DeepSeek Drops V4: 1.6T-Parameter Open Model Targets Frontier
DeepSeek released open-source V4 today — a 1.6 trillion-parameter flagship and a 284 billion-parameter flash variant — claiming competitive performance with closed models from OpenAI and Google DeepMind, with a 1 million-token context window and aggressive pricing.

Photo by Reuters / South China Morning Post
DeepSeek Releases V4: The Most Capable Open-Source Model Yet
Chinese AI lab DeepSeek today published preview versions of its long-awaited V4 model family on Hugging Face, marking the company's most significant release since its R1 reasoning model shook global markets in January 2025. The launch introduces two variants: V4-Pro, with 1.6 trillion parameters — the company's largest model by that metric — and V4-Flash at 284 billion parameters.
Both models ship with a 1 million-token context window, a dramatic jump from the 128,000-token limit on V3. DeepSeek says the extended window was achieved with "world-leading" cost efficiency, a claim that directly challenges OpenAI's and Google's larger proprietary frontier models. Like its predecessors, V4 is fully open-source, meaning developers can download, run locally, and modify both variants.
The Architecture That Matters
DeepSeek's technical report highlights a new Hybrid Attention Architecture that improves the model's ability to retain context across long conversations — a key upgrade for agentic and multi-step coding workflows where coherence over many tool calls has historically degraded. The V4-Pro model also leverages a Mixture-of-Experts (MoE) design that activates only a fraction of its 1.6 trillion parameters per token, keeping inference costs manageable despite the scale.
The company touted top-tier performance on coding benchmarks and marked improvements in reasoning and agent-based tasks. Both Huawei and AI chipmaker Cambricon Technologies moved quickly to announce compatibility with the new models, with Huawei declaring "full support" for its Ascend AI processors to serve V4 for inference.
The Developer Impact
For developers, V4 arrives with two headline properties: a context window large enough to fit entire mid-size codebases in a single prompt, and pricing that undercuts most proprietary alternatives. V4-Flash's token pricing is reportedly set to match DeepSeek's V2 model from June 2024 — among the cheapest rates for any frontier-grade model. V4-Pro pricing is currently constrained by hardware supply, but DeepSeek said costs will "drop significantly" in the second half of 2026 once Huawei Ascend 950PR super nodes scale up.

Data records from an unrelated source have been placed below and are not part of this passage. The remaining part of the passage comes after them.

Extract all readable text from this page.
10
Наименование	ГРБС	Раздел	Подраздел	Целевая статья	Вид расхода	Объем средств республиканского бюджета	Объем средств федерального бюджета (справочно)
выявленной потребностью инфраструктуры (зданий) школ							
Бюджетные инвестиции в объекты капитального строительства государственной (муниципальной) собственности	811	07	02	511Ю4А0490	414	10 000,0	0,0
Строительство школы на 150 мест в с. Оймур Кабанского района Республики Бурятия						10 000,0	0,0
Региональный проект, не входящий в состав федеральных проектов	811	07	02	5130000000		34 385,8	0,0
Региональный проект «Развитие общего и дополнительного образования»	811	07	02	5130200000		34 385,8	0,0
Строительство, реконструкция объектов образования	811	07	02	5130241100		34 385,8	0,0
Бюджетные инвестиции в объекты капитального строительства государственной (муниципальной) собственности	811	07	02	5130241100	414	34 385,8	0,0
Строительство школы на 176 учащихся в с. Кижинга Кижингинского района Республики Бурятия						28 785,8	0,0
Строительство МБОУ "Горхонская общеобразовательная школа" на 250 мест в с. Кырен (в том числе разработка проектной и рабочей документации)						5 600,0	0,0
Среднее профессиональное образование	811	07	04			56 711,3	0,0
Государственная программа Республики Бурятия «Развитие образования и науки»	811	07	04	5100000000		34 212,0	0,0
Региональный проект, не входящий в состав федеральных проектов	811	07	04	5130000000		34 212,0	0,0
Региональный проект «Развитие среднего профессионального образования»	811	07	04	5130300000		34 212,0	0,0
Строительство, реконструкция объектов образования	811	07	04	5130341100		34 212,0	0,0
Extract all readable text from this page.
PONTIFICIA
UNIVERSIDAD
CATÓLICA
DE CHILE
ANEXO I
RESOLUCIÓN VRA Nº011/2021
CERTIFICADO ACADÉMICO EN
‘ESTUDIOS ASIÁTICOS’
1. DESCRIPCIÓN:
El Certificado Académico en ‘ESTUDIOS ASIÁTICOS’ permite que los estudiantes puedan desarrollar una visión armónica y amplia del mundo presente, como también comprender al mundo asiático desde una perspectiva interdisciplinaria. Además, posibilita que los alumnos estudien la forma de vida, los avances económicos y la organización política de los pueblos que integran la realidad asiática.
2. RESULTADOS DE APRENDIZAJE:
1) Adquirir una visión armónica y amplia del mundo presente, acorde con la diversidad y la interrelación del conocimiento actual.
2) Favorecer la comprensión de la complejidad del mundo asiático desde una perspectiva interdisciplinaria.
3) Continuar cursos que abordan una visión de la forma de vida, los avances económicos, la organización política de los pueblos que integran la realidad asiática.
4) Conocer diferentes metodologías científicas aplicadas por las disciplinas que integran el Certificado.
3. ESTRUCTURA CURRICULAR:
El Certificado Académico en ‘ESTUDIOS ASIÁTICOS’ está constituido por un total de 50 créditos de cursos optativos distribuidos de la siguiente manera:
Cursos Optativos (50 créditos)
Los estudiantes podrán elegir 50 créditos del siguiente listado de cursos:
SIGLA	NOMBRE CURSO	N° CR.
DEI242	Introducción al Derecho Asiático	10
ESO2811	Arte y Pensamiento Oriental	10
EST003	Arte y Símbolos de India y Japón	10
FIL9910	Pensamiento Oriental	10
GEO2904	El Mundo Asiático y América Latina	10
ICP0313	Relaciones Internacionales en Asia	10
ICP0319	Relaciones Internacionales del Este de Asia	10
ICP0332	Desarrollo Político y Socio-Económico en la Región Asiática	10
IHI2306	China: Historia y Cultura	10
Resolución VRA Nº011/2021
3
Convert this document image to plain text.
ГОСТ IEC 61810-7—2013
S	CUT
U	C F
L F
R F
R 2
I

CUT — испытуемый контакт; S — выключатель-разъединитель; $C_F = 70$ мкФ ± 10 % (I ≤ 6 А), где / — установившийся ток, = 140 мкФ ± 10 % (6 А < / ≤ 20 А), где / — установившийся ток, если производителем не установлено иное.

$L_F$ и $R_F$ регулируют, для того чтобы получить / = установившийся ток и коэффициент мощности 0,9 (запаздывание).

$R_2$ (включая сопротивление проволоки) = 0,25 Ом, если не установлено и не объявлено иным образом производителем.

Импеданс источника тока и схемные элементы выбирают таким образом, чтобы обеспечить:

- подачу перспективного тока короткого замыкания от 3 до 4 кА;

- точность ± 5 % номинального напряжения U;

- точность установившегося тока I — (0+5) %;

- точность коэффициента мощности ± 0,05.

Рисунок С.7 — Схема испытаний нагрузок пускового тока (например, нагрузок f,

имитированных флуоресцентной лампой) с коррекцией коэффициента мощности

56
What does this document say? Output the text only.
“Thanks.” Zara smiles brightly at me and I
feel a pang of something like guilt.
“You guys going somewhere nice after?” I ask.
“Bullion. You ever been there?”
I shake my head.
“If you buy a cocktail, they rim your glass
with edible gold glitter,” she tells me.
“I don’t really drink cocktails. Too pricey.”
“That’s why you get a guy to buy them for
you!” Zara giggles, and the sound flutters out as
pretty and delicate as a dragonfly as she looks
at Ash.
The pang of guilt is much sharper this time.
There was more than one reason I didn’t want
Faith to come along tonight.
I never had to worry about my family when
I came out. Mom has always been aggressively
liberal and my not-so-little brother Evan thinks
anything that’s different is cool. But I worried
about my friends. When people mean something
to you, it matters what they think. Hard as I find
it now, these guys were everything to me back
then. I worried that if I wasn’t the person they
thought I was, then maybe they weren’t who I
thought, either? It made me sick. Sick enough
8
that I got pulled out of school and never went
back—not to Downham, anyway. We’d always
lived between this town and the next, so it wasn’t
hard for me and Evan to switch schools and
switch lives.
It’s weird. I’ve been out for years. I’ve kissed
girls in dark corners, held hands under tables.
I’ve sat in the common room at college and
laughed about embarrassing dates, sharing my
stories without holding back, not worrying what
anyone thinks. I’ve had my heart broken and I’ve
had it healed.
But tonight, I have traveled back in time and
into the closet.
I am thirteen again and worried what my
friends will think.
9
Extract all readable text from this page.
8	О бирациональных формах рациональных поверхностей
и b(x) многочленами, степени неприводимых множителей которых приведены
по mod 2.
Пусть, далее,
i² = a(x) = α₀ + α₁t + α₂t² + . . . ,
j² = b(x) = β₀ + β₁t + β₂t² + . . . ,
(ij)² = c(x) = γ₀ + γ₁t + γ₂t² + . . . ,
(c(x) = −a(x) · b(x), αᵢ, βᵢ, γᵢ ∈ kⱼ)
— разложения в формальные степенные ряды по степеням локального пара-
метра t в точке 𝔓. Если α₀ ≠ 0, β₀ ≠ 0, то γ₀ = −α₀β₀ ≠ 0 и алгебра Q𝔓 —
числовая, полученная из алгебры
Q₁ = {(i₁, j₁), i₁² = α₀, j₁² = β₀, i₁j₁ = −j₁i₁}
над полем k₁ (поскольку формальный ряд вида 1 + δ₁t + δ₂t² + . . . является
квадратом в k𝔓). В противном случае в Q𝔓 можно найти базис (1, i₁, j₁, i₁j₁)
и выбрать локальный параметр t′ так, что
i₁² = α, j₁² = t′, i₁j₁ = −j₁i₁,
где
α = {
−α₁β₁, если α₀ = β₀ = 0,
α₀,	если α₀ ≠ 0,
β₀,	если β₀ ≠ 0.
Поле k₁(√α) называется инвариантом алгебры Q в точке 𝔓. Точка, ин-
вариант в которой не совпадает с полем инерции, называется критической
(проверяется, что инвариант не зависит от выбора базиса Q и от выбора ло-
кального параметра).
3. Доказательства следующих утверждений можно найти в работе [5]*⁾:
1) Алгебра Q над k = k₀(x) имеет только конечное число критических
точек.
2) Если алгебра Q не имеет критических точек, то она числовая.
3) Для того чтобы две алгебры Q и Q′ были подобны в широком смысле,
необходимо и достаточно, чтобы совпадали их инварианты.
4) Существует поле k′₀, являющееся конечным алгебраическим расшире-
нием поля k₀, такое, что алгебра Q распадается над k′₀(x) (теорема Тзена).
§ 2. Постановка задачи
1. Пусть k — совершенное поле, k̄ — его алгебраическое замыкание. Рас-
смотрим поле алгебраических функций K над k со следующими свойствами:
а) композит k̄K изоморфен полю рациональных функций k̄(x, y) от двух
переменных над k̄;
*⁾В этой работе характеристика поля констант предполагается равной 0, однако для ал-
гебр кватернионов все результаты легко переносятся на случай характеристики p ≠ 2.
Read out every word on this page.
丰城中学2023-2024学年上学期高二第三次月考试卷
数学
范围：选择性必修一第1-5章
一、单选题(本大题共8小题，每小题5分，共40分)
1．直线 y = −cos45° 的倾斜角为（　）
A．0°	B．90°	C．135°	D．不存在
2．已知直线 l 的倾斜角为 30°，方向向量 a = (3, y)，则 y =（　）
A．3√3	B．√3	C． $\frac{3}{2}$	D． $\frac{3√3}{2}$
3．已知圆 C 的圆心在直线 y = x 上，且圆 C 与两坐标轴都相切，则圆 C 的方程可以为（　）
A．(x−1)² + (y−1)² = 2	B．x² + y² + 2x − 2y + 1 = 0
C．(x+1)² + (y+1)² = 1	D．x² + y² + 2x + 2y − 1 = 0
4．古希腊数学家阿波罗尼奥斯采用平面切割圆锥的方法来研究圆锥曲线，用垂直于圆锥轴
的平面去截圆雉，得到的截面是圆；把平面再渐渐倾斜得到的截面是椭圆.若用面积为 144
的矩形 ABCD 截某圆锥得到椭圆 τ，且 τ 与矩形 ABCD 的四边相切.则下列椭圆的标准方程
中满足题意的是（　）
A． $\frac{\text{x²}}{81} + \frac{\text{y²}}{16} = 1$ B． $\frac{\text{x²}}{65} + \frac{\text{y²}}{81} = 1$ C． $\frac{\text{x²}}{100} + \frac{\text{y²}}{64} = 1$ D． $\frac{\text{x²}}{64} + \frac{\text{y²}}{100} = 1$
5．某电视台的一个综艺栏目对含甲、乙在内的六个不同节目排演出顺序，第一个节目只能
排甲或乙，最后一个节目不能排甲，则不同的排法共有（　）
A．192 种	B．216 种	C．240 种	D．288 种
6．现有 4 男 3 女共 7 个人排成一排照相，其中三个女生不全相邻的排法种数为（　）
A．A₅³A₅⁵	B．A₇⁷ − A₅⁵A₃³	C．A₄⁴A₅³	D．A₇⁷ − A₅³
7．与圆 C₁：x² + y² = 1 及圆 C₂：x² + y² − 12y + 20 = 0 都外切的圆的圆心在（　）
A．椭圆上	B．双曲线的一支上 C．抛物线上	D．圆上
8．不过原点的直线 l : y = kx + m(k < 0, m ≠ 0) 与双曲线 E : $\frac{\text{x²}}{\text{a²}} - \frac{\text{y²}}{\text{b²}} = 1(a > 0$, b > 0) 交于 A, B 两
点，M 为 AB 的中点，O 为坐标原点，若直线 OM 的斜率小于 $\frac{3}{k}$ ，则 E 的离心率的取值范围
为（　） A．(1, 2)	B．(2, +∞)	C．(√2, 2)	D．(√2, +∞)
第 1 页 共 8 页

The 1M-token context window is especially significant for AI-assisted development. Tools like Cursor, Windsurf, and Claude Code — which compete on deep codebase understanding — benefit directly from longer context. Developers running self-hosted or API-based coding assistants on DeepSeek models will gain significantly improved coherence on large-repo tasks, refactors, and long agent runs.
The open-source licensing also means that third-party integrations — MCP servers, local inference setups via Ollama, and custom API proxies — will likely surface within days of the Hugging Face publication, as happened with V3.
Hardware and Geopolitical Context
V4's chip story is conspicuously incomplete. DeepSeek did not disclose what hardware was used to train the model. Its technical report acknowledges writing GPU kernels adapted to both Nvidia and Huawei chips — a careful framing that sidesteps accusations from US officials who had alleged the company used banned Nvidia Blackwell chips in prior training runs.
Huawei's fast confirmation of Ascend 950PR support signals that this model was at least partially designed to run on domestic Chinese silicon, reinforcing DeepSeek's positioning as the leading AI lab capable of competing with US frontier labs without relying on US hardware.
What's Unconfirmed
DeepSeek has not released independently verified benchmark scores for V4 as of publication. The company's internal claims of competitive performance with closed models from OpenAI and Google DeepMind have not been reproduced by third parties. Benchmark figures from DeepSeek's own report — including cited coding and reasoning scores — should be treated as preliminary until external evaluations confirm them.
The full parameter architecture and training compute details also remain undisclosed. For developers evaluating V4 for production use, independent evals on representative tasks remain the more reliable signal than launch-day claims.